Energiekosten als Preistreiber

Gestiegene Energiepreise haben die Inflation in der EU im Februar weiter nach oben getrieben. Die Teuerungsrate lag im vergangenen Monat in der Eurozone bei 2,0 Prozent und in der gesamten EU bei 1,9 Prozent, wie die EU-Statistikbehörde Eurostat am Donnerstag mitteilte. Damit liegt die Inflation im Bereich der Zielmarke der Europäischen Zentralbank (EZB) von knapp unter zwei Prozent.

Die Energiekosten kletterten im Februar in der Eurozone um 0,6 Prozentpunkte. Preistreiber waren auch Gemüse (0,25 Prozentpunkte) und Flüssigbrennstoffe (0,16 Prozentpunkte). Gebremst wurde der Anstieg der Verbraucherpreise durch günstigere Kosten für Telekommunikation, Kleidung sowie Gas.

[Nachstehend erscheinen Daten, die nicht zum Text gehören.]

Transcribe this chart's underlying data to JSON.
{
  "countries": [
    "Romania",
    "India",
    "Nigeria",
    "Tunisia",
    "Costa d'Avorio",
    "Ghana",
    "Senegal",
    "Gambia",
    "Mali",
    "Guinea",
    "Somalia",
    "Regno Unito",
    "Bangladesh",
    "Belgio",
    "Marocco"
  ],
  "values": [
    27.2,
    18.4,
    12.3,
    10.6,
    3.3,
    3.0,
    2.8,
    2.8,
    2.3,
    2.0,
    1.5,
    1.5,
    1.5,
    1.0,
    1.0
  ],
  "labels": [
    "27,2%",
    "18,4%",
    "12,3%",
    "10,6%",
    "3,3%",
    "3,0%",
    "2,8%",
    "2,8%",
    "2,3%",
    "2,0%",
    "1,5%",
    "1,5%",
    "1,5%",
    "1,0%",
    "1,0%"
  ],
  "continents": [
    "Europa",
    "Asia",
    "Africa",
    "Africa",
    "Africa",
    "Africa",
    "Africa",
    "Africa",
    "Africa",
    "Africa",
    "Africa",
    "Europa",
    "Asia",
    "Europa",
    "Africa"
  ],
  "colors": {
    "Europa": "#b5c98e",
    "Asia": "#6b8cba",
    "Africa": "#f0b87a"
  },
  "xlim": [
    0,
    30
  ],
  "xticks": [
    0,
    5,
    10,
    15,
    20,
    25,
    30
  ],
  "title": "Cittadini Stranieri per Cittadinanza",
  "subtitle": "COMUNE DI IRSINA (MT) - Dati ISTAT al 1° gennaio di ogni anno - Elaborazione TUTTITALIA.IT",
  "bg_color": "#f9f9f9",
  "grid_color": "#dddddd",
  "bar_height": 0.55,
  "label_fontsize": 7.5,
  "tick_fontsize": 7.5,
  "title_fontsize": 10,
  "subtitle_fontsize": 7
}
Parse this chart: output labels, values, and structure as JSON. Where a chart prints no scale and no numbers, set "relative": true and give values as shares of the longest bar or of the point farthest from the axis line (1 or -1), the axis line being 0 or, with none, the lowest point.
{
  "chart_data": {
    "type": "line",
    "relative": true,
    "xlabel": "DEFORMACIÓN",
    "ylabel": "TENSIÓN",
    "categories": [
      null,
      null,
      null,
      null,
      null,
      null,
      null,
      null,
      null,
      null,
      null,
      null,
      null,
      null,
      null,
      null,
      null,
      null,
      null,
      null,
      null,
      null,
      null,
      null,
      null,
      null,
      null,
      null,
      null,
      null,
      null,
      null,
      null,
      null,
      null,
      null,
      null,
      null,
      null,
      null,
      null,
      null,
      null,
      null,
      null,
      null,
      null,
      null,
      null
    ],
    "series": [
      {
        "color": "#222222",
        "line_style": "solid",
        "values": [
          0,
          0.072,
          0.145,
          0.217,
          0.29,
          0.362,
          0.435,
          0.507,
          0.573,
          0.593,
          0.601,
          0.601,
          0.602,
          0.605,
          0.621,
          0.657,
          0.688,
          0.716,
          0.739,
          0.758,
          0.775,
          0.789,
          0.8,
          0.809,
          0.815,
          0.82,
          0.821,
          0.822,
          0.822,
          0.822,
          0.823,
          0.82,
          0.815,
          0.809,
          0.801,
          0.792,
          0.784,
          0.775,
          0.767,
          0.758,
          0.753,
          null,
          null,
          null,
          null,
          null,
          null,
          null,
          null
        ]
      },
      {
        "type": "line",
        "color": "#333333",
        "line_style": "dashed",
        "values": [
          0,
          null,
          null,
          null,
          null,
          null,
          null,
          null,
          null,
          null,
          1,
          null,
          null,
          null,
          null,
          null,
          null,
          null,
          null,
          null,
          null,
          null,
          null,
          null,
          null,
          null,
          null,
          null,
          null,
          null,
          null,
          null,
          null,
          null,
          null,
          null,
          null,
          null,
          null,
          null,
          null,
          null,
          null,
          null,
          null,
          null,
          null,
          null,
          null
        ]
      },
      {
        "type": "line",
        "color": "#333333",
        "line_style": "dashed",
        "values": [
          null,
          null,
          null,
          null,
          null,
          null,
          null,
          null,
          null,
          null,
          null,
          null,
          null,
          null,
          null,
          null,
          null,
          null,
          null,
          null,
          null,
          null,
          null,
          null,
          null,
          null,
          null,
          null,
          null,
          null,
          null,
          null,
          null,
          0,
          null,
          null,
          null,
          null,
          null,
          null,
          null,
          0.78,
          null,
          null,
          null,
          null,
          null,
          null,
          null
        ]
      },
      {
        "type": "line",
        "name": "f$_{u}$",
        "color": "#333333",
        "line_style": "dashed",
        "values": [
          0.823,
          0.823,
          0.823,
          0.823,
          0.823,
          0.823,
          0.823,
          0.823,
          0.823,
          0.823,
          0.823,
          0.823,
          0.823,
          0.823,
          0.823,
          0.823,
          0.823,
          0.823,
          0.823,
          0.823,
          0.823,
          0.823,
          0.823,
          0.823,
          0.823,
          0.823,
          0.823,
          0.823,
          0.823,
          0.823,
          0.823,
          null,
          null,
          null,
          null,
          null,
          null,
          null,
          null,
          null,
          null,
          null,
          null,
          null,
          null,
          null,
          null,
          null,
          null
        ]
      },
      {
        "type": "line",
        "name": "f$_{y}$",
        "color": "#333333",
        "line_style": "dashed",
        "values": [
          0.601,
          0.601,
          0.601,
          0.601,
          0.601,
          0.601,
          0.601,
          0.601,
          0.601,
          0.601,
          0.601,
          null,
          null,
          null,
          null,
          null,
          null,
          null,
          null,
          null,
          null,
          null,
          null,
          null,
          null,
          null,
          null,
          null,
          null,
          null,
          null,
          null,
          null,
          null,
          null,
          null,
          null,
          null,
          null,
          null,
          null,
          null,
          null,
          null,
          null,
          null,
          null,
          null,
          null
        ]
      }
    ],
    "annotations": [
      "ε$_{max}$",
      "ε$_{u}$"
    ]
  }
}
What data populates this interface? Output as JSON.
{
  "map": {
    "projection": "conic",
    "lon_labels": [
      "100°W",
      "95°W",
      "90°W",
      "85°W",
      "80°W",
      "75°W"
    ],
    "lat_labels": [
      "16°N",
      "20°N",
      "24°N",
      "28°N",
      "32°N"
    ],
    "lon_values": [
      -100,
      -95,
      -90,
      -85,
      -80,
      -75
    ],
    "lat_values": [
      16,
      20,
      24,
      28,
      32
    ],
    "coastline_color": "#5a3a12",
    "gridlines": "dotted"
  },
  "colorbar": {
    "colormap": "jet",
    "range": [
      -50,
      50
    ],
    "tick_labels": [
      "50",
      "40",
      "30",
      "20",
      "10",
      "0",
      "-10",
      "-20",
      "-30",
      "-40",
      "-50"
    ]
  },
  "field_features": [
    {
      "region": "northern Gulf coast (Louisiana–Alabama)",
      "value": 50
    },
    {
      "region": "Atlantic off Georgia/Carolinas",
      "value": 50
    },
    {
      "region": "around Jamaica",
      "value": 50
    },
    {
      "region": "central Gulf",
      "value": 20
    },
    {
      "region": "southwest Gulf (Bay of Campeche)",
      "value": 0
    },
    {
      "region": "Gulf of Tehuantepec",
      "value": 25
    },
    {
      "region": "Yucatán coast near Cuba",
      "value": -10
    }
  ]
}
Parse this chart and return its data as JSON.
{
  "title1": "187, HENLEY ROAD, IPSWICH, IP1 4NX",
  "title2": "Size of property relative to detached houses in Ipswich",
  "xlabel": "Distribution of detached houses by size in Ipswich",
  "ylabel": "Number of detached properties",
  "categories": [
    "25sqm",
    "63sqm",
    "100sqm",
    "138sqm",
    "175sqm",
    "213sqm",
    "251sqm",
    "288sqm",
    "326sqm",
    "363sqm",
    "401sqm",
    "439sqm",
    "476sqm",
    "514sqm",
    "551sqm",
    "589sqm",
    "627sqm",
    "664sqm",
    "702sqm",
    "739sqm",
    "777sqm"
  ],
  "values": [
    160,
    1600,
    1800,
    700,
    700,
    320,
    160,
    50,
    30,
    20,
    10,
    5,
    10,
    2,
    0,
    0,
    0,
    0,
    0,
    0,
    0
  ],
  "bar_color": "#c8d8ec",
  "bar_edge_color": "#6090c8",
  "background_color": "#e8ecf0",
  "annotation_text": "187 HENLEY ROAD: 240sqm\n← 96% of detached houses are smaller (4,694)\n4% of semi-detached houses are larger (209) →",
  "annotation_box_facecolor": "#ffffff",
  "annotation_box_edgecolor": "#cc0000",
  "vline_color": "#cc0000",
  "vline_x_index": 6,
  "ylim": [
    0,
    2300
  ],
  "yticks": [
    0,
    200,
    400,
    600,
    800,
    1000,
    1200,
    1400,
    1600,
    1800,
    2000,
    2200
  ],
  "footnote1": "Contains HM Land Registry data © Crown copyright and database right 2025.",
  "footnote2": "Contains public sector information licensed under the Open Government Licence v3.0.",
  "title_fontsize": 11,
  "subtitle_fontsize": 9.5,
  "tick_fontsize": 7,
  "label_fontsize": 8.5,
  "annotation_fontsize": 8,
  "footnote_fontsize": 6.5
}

Im Januar waren die Verbraucherpreise in der Währungsgemeinschaft um 1,8 Prozent gestiegen, in der EU waren es zu Jahresbeginn 1,7 Prozent. In Deutschland zogen die Preise im vergangenen Monat um 2,2 Prozent an, im Januar hatte die Inflationsrate 1,9 Prozent betragen.